AI accelerates the trend

Artificial intelligence is further reinforcing the convergence between adtech and martech.

Pilgrim said that AI is evolving differently across the two sectors, but is ultimately driving similar outcomes.

Within advertising, AI is moving beyond bidding and targeting towards campaign operations, decision-making and workflow automation. In marketing, the focus is shifting from simple copilots towards agentic workflows capable of generating content, optimising customer journeys and automating execution.

These developments rely on access to consistent, high-quality data.

As organisations bring their advertising and marketing datasets together, AI systems gain a more complete understanding of customer behaviour and can respond more effectively in real time.

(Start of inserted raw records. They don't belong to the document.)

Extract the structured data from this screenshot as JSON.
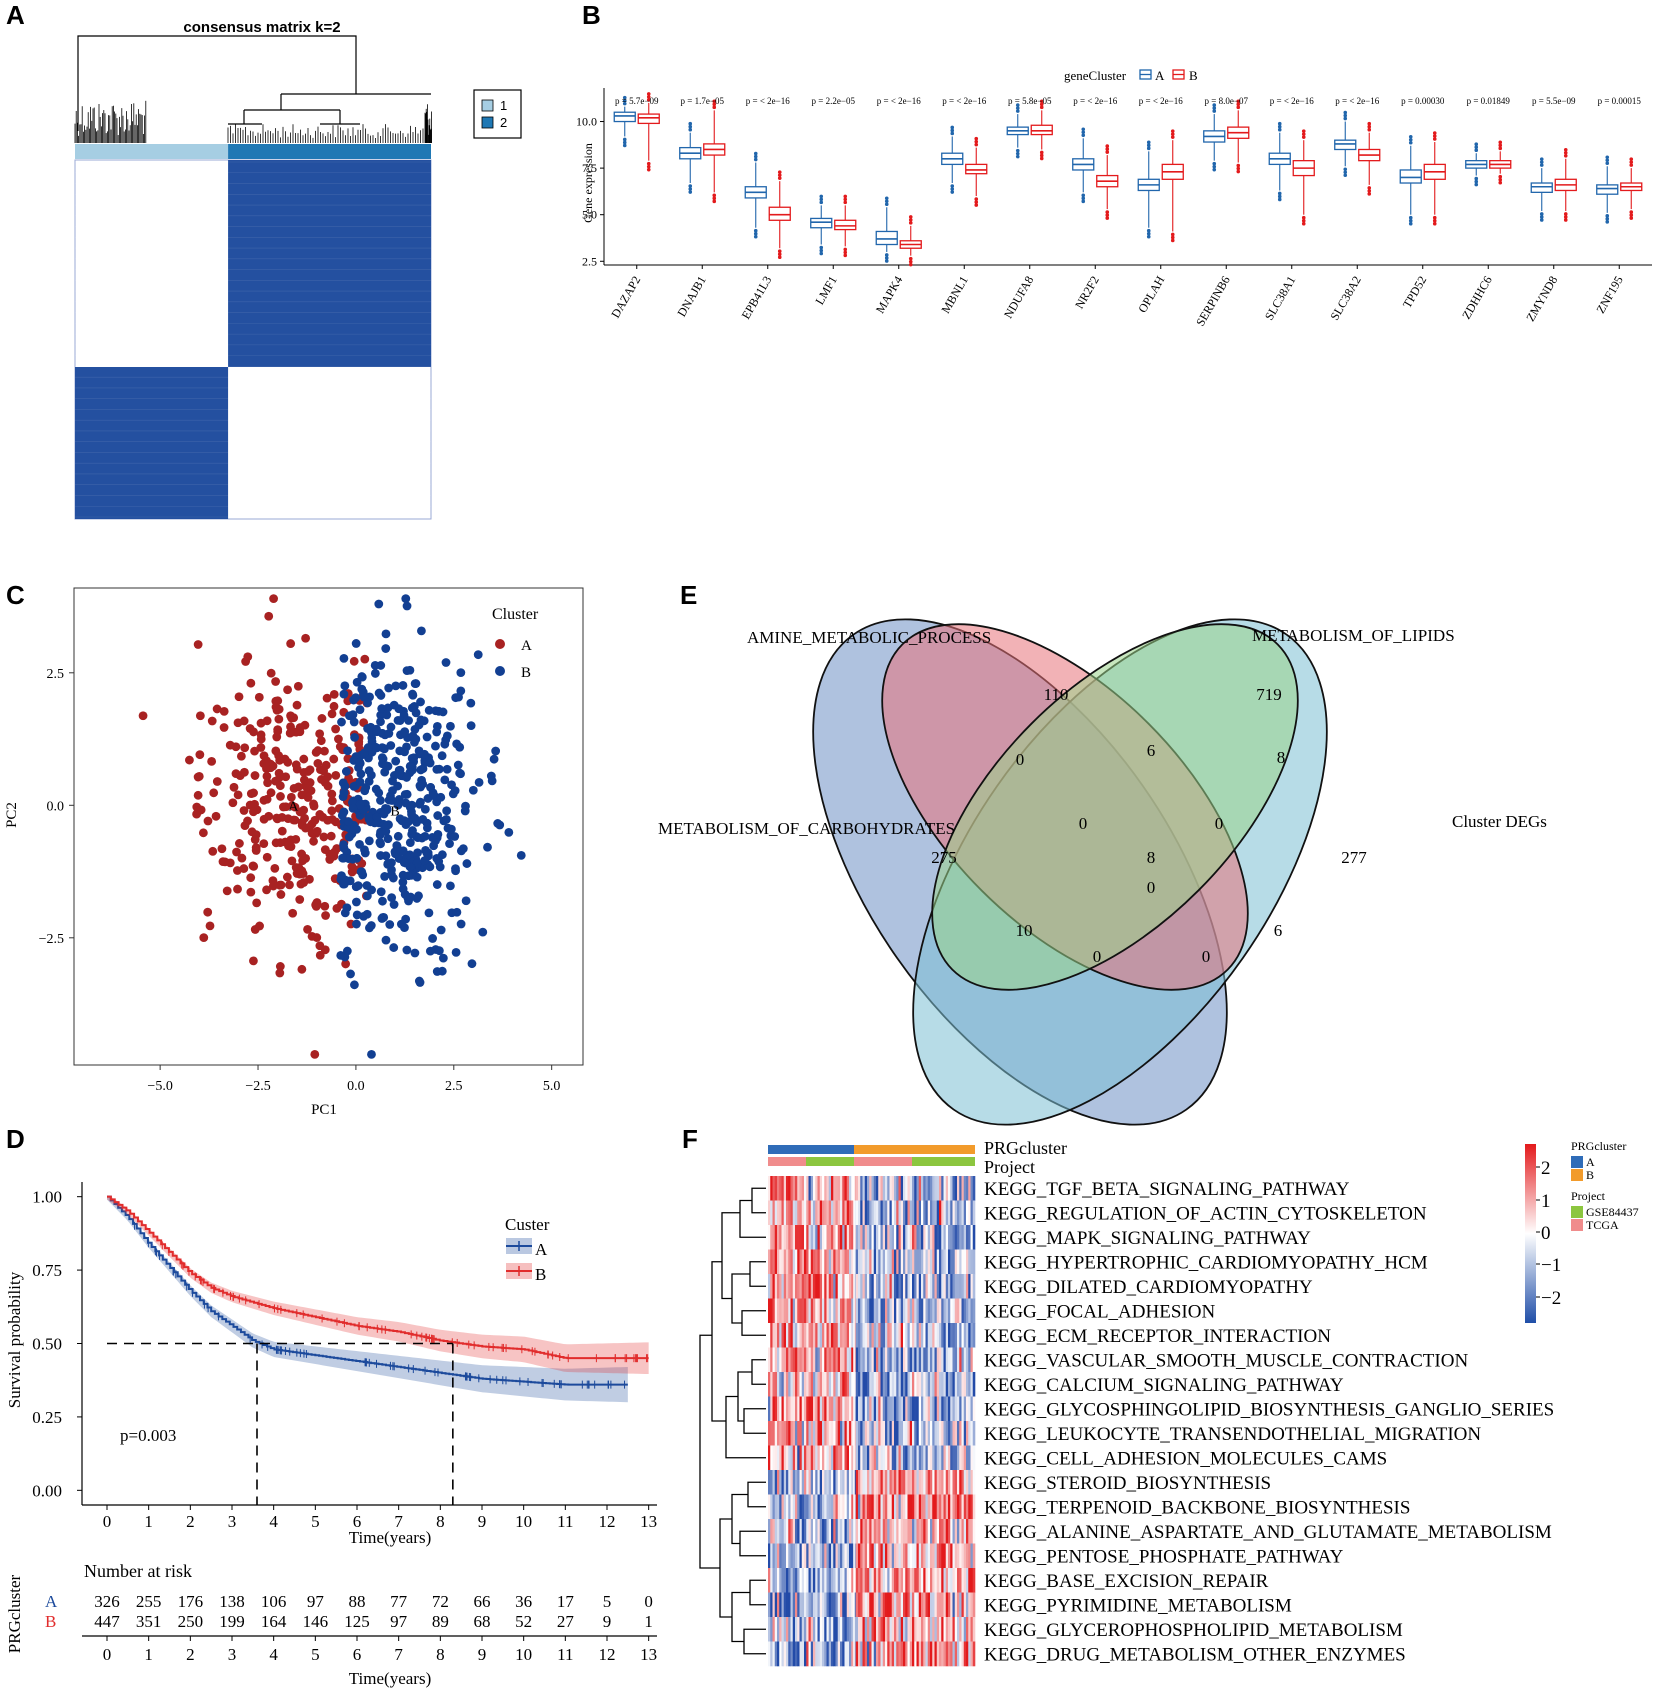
{
  "panels": {
    "a": "A",
    "b": "B",
    "c": "C",
    "d": "D",
    "e": "E",
    "f": "F"
  },
  "colors": {
    "cluster1": "#a6cee3",
    "cluster2": "#1f78b4",
    "consensus": "#2450a0",
    "groupA": "#2166ac",
    "groupB": "#e31a1c",
    "pcaA": "#a82222",
    "pcaB": "#123f92",
    "kmA": "#1c4a9c",
    "kmB": "#e12c2c",
    "vennRed": "#e8727a",
    "vennGreen": "#9ad48a",
    "vennBlue": "#6e8fc4",
    "vennCyan": "#7cc0d4",
    "hmHigh": "#e31a1c",
    "hmLow": "#234ba8",
    "projGSE": "#8cc63f",
    "projTCGA": "#f08c8c",
    "prgA": "#2f6cb8",
    "prgB": "#f29b2b"
  },
  "chart_data": [
    {
      "panel": "A",
      "type": "heatmap",
      "title": "consensus matrix k=2",
      "legend": [
        "1",
        "2"
      ],
      "clusters": [
        {
          "label": "1",
          "fraction": 0.43
        },
        {
          "label": "2",
          "fraction": 0.57
        }
      ],
      "blocks": [
        [
          0,
          1
        ],
        [
          1,
          0
        ]
      ]
    },
    {
      "panel": "B",
      "type": "boxplot",
      "legend_title": "geneCluster",
      "legend": [
        "A",
        "B"
      ],
      "ylabel": "Gene expression",
      "ylim": [
        2.3,
        11.8
      ],
      "yticks": [
        2.5,
        5.0,
        7.5,
        10.0
      ],
      "ytick_labels": [
        "2.5",
        "5.0",
        "7.5",
        "10.0"
      ],
      "genes": [
        "DAZAP2",
        "DNAJB1",
        "EPB41L3",
        "LMF1",
        "MAPK4",
        "MBNL1",
        "NDUFA8",
        "NR2F2",
        "OPLAH",
        "SERPINB6",
        "SLC38A1",
        "SLC38A2",
        "TPD52",
        "ZDHHC6",
        "ZMYND8",
        "ZNF195"
      ],
      "pvalues": [
        "p = 5.7e−09",
        "p = 1.7e−05",
        "p = < 2e−16",
        "p = 2.2e−05",
        "p = < 2e−16",
        "p = < 2e−16",
        "p = 5.8e−05",
        "p = < 2e−16",
        "p = < 2e−16",
        "p = 8.0e−07",
        "p = < 2e−16",
        "p = < 2e−16",
        "p = 0.00030",
        "p = 0.01849",
        "p = 5.5e−09",
        "p = 0.00015"
      ],
      "seriesA": [
        [
          9.2,
          10.0,
          10.3,
          10.5,
          10.8
        ],
        [
          6.7,
          8.0,
          8.3,
          8.6,
          9.4
        ],
        [
          4.3,
          5.9,
          6.2,
          6.5,
          7.8
        ],
        [
          3.4,
          4.3,
          4.6,
          4.8,
          5.5
        ],
        [
          3.0,
          3.4,
          3.7,
          4.1,
          5.4
        ],
        [
          6.7,
          7.7,
          8.0,
          8.3,
          9.2
        ],
        [
          8.6,
          9.3,
          9.5,
          9.7,
          10.4
        ],
        [
          6.2,
          7.4,
          7.7,
          8.0,
          9.1
        ],
        [
          4.3,
          6.3,
          6.6,
          6.9,
          8.4
        ],
        [
          7.9,
          8.9,
          9.2,
          9.5,
          10.4
        ],
        [
          6.3,
          7.7,
          8.0,
          8.3,
          9.4
        ],
        [
          7.6,
          8.5,
          8.8,
          9.0,
          10.0
        ],
        [
          5.0,
          6.7,
          7.0,
          7.4,
          8.7
        ],
        [
          7.1,
          7.5,
          7.7,
          7.9,
          8.3
        ],
        [
          5.2,
          6.2,
          6.5,
          6.7,
          7.5
        ],
        [
          5.1,
          6.1,
          6.4,
          6.6,
          7.6
        ]
      ],
      "seriesB": [
        [
          7.9,
          9.9,
          10.2,
          10.4,
          11.0
        ],
        [
          6.2,
          8.2,
          8.5,
          8.8,
          10.6
        ],
        [
          3.2,
          4.7,
          5.0,
          5.4,
          6.8
        ],
        [
          3.3,
          4.2,
          4.4,
          4.7,
          5.5
        ],
        [
          2.8,
          3.2,
          3.4,
          3.6,
          4.4
        ],
        [
          6.0,
          7.2,
          7.4,
          7.7,
          8.6
        ],
        [
          8.5,
          9.3,
          9.5,
          9.8,
          10.6
        ],
        [
          5.3,
          6.5,
          6.8,
          7.1,
          8.2
        ],
        [
          4.1,
          6.9,
          7.3,
          7.7,
          9.0
        ],
        [
          7.8,
          9.1,
          9.4,
          9.7,
          10.6
        ],
        [
          5.0,
          7.1,
          7.5,
          7.9,
          9.0
        ],
        [
          6.6,
          7.9,
          8.2,
          8.5,
          9.4
        ],
        [
          5.0,
          6.9,
          7.3,
          7.7,
          8.9
        ],
        [
          7.2,
          7.5,
          7.7,
          7.9,
          8.4
        ],
        [
          5.2,
          6.3,
          6.6,
          6.9,
          8.0
        ],
        [
          5.3,
          6.3,
          6.5,
          6.7,
          7.5
        ]
      ]
    },
    {
      "panel": "C",
      "type": "scatter",
      "xlabel": "PC1",
      "ylabel": "PC2",
      "xlim": [
        -7.2,
        5.8
      ],
      "ylim": [
        -4.9,
        4.1
      ],
      "xticks": [
        -5.0,
        -2.5,
        0.0,
        2.5,
        5.0
      ],
      "xtick_labels": [
        "−5.0",
        "−2.5",
        "0.0",
        "2.5",
        "5.0"
      ],
      "yticks": [
        -2.5,
        0.0,
        2.5
      ],
      "ytick_labels": [
        "−2.5",
        "0.0",
        "2.5"
      ],
      "legend_title": "Cluster",
      "legend": [
        "A",
        "B"
      ],
      "centroidA": [
        -1.6,
        0.0
      ],
      "centroidB": [
        1.0,
        -0.1
      ],
      "n_points": [
        330,
        440
      ]
    },
    {
      "panel": "D",
      "type": "line",
      "title": "",
      "xlabel": "Time(years)",
      "ylabel": "Survival probability",
      "xlim": [
        -0.6,
        13.2
      ],
      "ylim": [
        -0.05,
        1.05
      ],
      "xticks": [
        0,
        1,
        2,
        3,
        4,
        5,
        6,
        7,
        8,
        9,
        10,
        11,
        12,
        13
      ],
      "yticks": [
        0.0,
        0.25,
        0.5,
        0.75,
        1.0
      ],
      "ytick_labels": [
        "0.00",
        "0.25",
        "0.50",
        "0.75",
        "1.00"
      ],
      "legend_title": "Custer",
      "legend": [
        "A",
        "B"
      ],
      "pvalue": "p=0.003",
      "medians": [
        3.6,
        8.3
      ],
      "series": [
        {
          "name": "A",
          "x": [
            0,
            0.5,
            1,
            1.5,
            2,
            2.5,
            3,
            3.5,
            4,
            5,
            6,
            7,
            8,
            9,
            10,
            11,
            12,
            12.5
          ],
          "y": [
            1.0,
            0.93,
            0.84,
            0.76,
            0.68,
            0.61,
            0.56,
            0.51,
            0.48,
            0.46,
            0.44,
            0.42,
            0.4,
            0.38,
            0.37,
            0.36,
            0.36,
            0.36
          ],
          "ci": 0.05
        },
        {
          "name": "B",
          "x": [
            0,
            0.5,
            1,
            1.5,
            2,
            2.5,
            3,
            4,
            5,
            6,
            7,
            8,
            9,
            10,
            11,
            12,
            13
          ],
          "y": [
            1.0,
            0.95,
            0.88,
            0.81,
            0.74,
            0.69,
            0.66,
            0.62,
            0.59,
            0.56,
            0.54,
            0.51,
            0.49,
            0.48,
            0.45,
            0.45,
            0.45
          ],
          "ci": 0.045
        }
      ],
      "risk_table": {
        "title": "Number at risk",
        "ylabel": "PRGcluster",
        "rows": [
          {
            "label": "A",
            "values": [
              "326",
              "255",
              "176",
              "138",
              "106",
              "97",
              "88",
              "77",
              "72",
              "66",
              "36",
              "17",
              "5",
              "0"
            ]
          },
          {
            "label": "B",
            "values": [
              "447",
              "351",
              "250",
              "199",
              "164",
              "146",
              "125",
              "97",
              "89",
              "68",
              "52",
              "27",
              "9",
              "1"
            ]
          }
        ],
        "xlabel": "Time(years)"
      }
    },
    {
      "panel": "E",
      "type": "venn",
      "sets": [
        "AMINE_METABOLIC_PROCESS",
        "METABOLISM_OF_LIPIDS",
        "METABOLISM_OF_CARBOHYDRATES",
        "Cluster DEGs"
      ],
      "counts": [
        "110",
        "719",
        "275",
        "277",
        "0",
        "6",
        "8",
        "0",
        "0",
        "8",
        "0",
        "10",
        "6",
        "0",
        "0"
      ]
    },
    {
      "panel": "F",
      "type": "heatmap",
      "annotation_labels": [
        "PRGcluster",
        "Project"
      ],
      "legend_prg_title": "PRGcluster",
      "legend_prg": [
        "A",
        "B"
      ],
      "legend_proj_title": "Project",
      "legend_proj": [
        "GSE84437",
        "TCGA"
      ],
      "scale_ticks": [
        "2",
        "1",
        "0",
        "−1",
        "−2"
      ],
      "rows": [
        "KEGG_TGF_BETA_SIGNALING_PATHWAY",
        "KEGG_REGULATION_OF_ACTIN_CYTOSKELETON",
        "KEGG_MAPK_SIGNALING_PATHWAY",
        "KEGG_HYPERTROPHIC_CARDIOMYOPATHY_HCM",
        "KEGG_DILATED_CARDIOMYOPATHY",
        "KEGG_FOCAL_ADHESION",
        "KEGG_ECM_RECEPTOR_INTERACTION",
        "KEGG_VASCULAR_SMOOTH_MUSCLE_CONTRACTION",
        "KEGG_CALCIUM_SIGNALING_PATHWAY",
        "KEGG_GLYCOSPHINGOLIPID_BIOSYNTHESIS_GANGLIO_SERIES",
        "KEGG_LEUKOCYTE_TRANSENDOTHELIAL_MIGRATION",
        "KEGG_CELL_ADHESION_MOLECULES_CAMS",
        "KEGG_STEROID_BIOSYNTHESIS",
        "KEGG_TERPENOID_BACKBONE_BIOSYNTHESIS",
        "KEGG_ALANINE_ASPARTATE_AND_GLUTAMATE_METABOLISM",
        "KEGG_PENTOSE_PHOSPHATE_PATHWAY",
        "KEGG_BASE_EXCISION_REPAIR",
        "KEGG_PYRIMIDINE_METABOLISM",
        "KEGG_GLYCEROPHOSPHOLIPID_METABOLISM",
        "KEGG_DRUG_METABOLISM_OTHER_ENZYMES"
      ],
      "row_pattern": [
        1,
        1,
        1,
        1,
        1,
        1,
        1,
        1,
        1,
        1,
        1,
        1,
        -1,
        -1,
        -1,
        -1,
        -1,
        -1,
        -1,
        -1
      ]
    }
  ]
}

“The ability to do AI-driven decisioning, hyper-personalisation and real-time personalisation can now genuinely happen.”

Towards a composable future

Looking ahead, Pilgrim expects organisations to gain greater flexibility in how they structure their technology ecosystems.

Rather than being forced into rigid technology stacks, businesses will increasingly be able to choose the tools that best meet their requirements while maintaining a common data foundation.

He describes this as a move towards composability, where organisations can combine technologies in ways that suit their operating models and business objectives.

Ultimately, Pilgrim believes the future of marketing and advertising will be built around shared foundations, including first-party data, identity, AI and measurement.

“They need the same first-party data, the same identity layer, the same AI layer and more and more they need the same measurement spine.”

As those foundations become common across both disciplines, the distinction between adtech and martech may matter far less than it does today.